Todo sentimentalismo es potencialmente traidor y más en las cosas de la religión. La explicación es muy sencilla. Del mismo modo que la fe no se entiende con criterios estrictamente racionalistas -en ese bache tropezó hace dos siglos la Ilustración-, aunque sí racionales, tampoco se sostiene sólo con el corazón: corre el peligro de desaparecer con la misma rapidez con que se desenfunda una pistola.

Emerge un efluvio, el pálpito se apaga poco a poco y las razones para creer se esfuman. Pero una cosa es la fe, que es un don, y otra la santidad, llena de paradojas.

Es cierto que la santidad, como aspiración, es una cosa compleja, llena de minifundios y latifundios y también de paradojas: para crecer hay que menguar, el débil es el fuerte, pon la otra mejilla que te arreo un cachete, hay que ser pobre para ser rico, etc…

El humilde reconocimiento de nuestra condición no es un requisito para el sabio pero sí para el santo
Me voy a quedar con una de esas paradojas sugerentes, la que salta cuando se comparan la santidad y la sabiduría. Bien sabe Dios que no se excluyen y que son, por tanto, conceptos compatibles. Hay ejemplos muy conocidos de santos muy sabios y de sabios muy santos (el santo de Hipona, el Aquinate, San Juan de Dios, Santo Tomás Moro o Santa Teresita). Y también hay ejemplos de sabios estupendos que no alcanzaron el grado de santidad, aunque nos han alimentado el espíritu de un modo muy razonable (Pascal, Chesterton, Petrarca, Bernanos o Kierkegaard).

El binomio paradójico de la santidad yuxtapuesto a la sabiduría viene de lo que me decía un paisano el otro día y que consiste en preguntarse, como quien no quiere la cosa, si uno quiere pasar, o no, a la Historia. Una perplejidad, vaya. El paisano dibujaba un 'de profundis' mientras lo explicaba.

Tanto la santidad como la sabiduría cuestan lo suyo (es una obviedad), pero el sabio tiene un problema potencial que no tiene el santo: el orgullo y la vanidad. El paisano me explicaba que mientras el sabio está más dispuesto a que le 'regalen el oído', el otro, el santo, y en principio, tiene más difícil que así sea.
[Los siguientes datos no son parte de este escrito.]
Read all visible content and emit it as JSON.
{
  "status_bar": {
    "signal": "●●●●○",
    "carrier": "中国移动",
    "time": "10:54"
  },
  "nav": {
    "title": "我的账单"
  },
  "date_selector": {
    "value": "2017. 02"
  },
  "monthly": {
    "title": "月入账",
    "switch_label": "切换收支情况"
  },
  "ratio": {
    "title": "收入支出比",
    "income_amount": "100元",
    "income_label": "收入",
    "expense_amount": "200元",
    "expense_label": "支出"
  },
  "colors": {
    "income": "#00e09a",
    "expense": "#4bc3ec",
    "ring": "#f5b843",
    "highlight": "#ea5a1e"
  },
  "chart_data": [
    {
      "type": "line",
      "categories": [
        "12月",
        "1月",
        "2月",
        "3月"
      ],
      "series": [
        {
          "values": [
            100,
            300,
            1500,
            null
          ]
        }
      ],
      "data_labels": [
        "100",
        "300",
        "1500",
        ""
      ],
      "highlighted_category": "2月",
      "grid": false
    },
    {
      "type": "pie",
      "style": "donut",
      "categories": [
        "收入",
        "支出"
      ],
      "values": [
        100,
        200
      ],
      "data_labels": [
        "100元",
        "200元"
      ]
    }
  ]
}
El paisano, en fin, de una forma bastante llana, por cierto, me formulaba lo siguiente: "Pregunta a ese que sabe tanto y se porta tan bien qué prefiere, ¿que le dén la razón o alcanzar la cima de la santidad". La humildad, añadía, no es un requisito para lo primero (la sabiduría), pero sí para lo segundo (la santidad). Vamos, que lo que venía a decir es que mientras el sabio está en la frontera del engreimiento, para el otro, el santo, la humildad es una condición imprescindible.
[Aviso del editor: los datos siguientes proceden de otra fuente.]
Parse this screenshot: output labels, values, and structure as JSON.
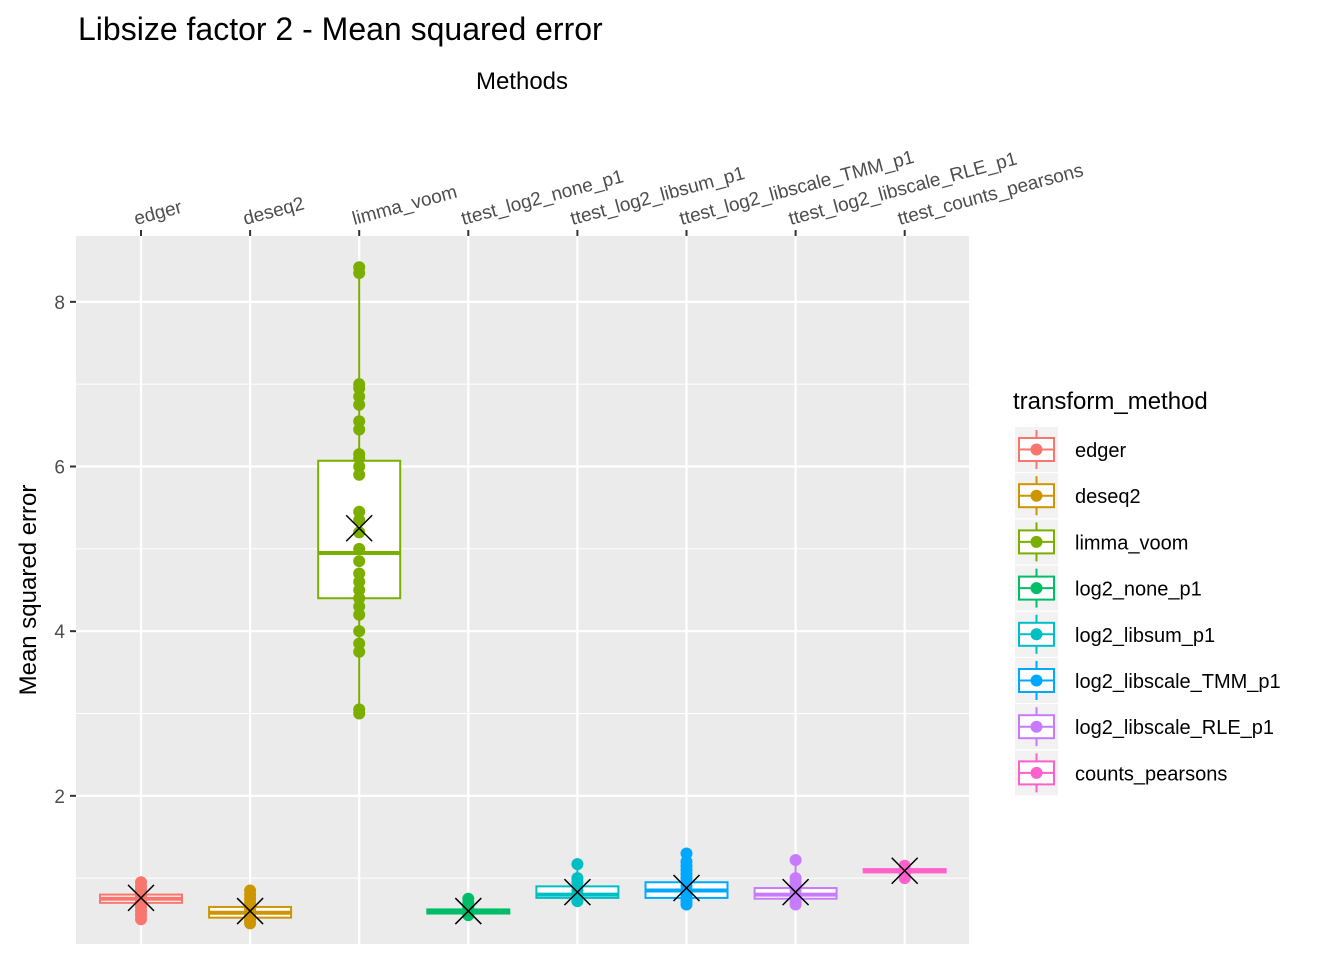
{
  "chart_data": {
    "type": "box",
    "title": "Libsize factor 2 - Mean squared error",
    "xlabel": "Methods",
    "ylabel": "Mean squared error",
    "ylim": [
      0.2,
      8.8
    ],
    "y_ticks": [
      2,
      4,
      6,
      8
    ],
    "grid": true,
    "x_axis_position": "top",
    "legend": {
      "title": "transform_method",
      "placement": "right"
    },
    "categories": [
      "edger",
      "deseq2",
      "limma_voom",
      "ttest_log2_none_p1",
      "ttest_log2_libsum_p1",
      "ttest_log2_libscale_TMM_p1",
      "ttest_log2_libscale_RLE_p1",
      "ttest_counts_pearsons"
    ],
    "series": [
      {
        "name": "edger",
        "color": "#F8766D",
        "q1": 0.7,
        "median": 0.75,
        "q3": 0.8,
        "mean": 0.76,
        "points": [
          0.5,
          0.55,
          0.6,
          0.65,
          0.68,
          0.7,
          0.72,
          0.75,
          0.78,
          0.8,
          0.83,
          0.86,
          0.9,
          0.95
        ]
      },
      {
        "name": "deseq2",
        "color": "#CD9600",
        "q1": 0.52,
        "median": 0.58,
        "q3": 0.65,
        "mean": 0.6,
        "points": [
          0.45,
          0.48,
          0.5,
          0.53,
          0.56,
          0.58,
          0.6,
          0.63,
          0.66,
          0.7,
          0.75,
          0.8,
          0.85
        ]
      },
      {
        "name": "limma_voom",
        "color": "#7CAE00",
        "q1": 4.4,
        "median": 4.95,
        "q3": 6.07,
        "mean": 5.25,
        "points": [
          3.0,
          3.05,
          3.75,
          3.85,
          4.0,
          4.2,
          4.3,
          4.4,
          4.5,
          4.6,
          4.7,
          4.85,
          5.0,
          5.2,
          5.35,
          5.45,
          5.9,
          6.0,
          6.1,
          6.15,
          6.45,
          6.55,
          6.75,
          6.85,
          6.95,
          7.0,
          8.35,
          8.42
        ]
      },
      {
        "name": "log2_none_p1",
        "color": "#00BE67",
        "q1": 0.57,
        "median": 0.59,
        "q3": 0.62,
        "mean": 0.6,
        "points": [
          0.55,
          0.57,
          0.6,
          0.63,
          0.66,
          0.7,
          0.75
        ]
      },
      {
        "name": "log2_libsum_p1",
        "color": "#00BFC4",
        "q1": 0.76,
        "median": 0.8,
        "q3": 0.9,
        "mean": 0.83,
        "points": [
          0.72,
          0.76,
          0.8,
          0.85,
          0.9,
          0.95,
          1.0,
          1.17
        ]
      },
      {
        "name": "log2_libscale_TMM_p1",
        "color": "#00A9FF",
        "q1": 0.76,
        "median": 0.85,
        "q3": 0.95,
        "mean": 0.88,
        "points": [
          0.68,
          0.72,
          0.76,
          0.8,
          0.85,
          0.9,
          0.95,
          1.0,
          1.05,
          1.1,
          1.15,
          1.2,
          1.3
        ]
      },
      {
        "name": "log2_libscale_RLE_p1",
        "color": "#C77CFF",
        "q1": 0.75,
        "median": 0.8,
        "q3": 0.88,
        "mean": 0.83,
        "points": [
          0.68,
          0.72,
          0.76,
          0.8,
          0.85,
          0.9,
          0.95,
          1.0,
          1.22
        ]
      },
      {
        "name": "counts_pearsons",
        "color": "#FF61CC",
        "q1": 1.07,
        "median": 1.09,
        "q3": 1.11,
        "mean": 1.09,
        "points": [
          1.0,
          1.05,
          1.1,
          1.15
        ]
      }
    ]
  }
}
La paradoja total llegó al final. "¿Sabes dónde está la paradoja -me preguntó, aunque se contestó él mismo-, en la humildad, que lleva al reconocimiento de lo que uno es de verdad       -más bien poca cosa-, y con esa humildad puede llegar a la santidad, con la ayuda divina; es decir, mucho más lejos que el sabio en su menester".
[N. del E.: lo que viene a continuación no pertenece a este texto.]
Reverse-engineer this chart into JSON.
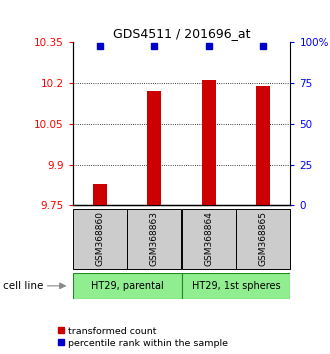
{
  "title": "GDS4511 / 201696_at",
  "samples": [
    "GSM368860",
    "GSM368863",
    "GSM368864",
    "GSM368865"
  ],
  "bar_values": [
    9.83,
    10.17,
    10.21,
    10.19
  ],
  "percentile_values": [
    98,
    98,
    98,
    98
  ],
  "y_min": 9.75,
  "y_max": 10.35,
  "y_ticks_left": [
    9.75,
    9.9,
    10.05,
    10.2,
    10.35
  ],
  "y_ticks_right": [
    0,
    25,
    50,
    75,
    100
  ],
  "bar_color": "#cc0000",
  "percentile_color": "#0000cc",
  "group_labels": [
    "HT29, parental",
    "HT29, 1st spheres"
  ],
  "group_colors": [
    "#90ee90",
    "#90ee90"
  ],
  "sample_box_color": "#cccccc",
  "cell_line_label": "cell line",
  "legend_items": [
    "transformed count",
    "percentile rank within the sample"
  ],
  "legend_colors": [
    "#cc0000",
    "#0000cc"
  ],
  "bar_width": 0.25
}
Claro, y esa humildad, que cuesta lo suyo, evita, sin pruebas adicionales posteriores, el esfuerzo ímprobo que sí tiene que recorrer un sabio. El santo no desea pasar a la historia       -otra cosa es que pase-, sino alcanzar la perfección en el amor, ¡admitiendo su debilidad!, que Dios ensalza con su gracia. En el sabio todo eso es meramente accidental y si juega sólo en el campo de lo humano -no de lo sobrenatural-, deseará pasar a la historia (otra cosa es que pase).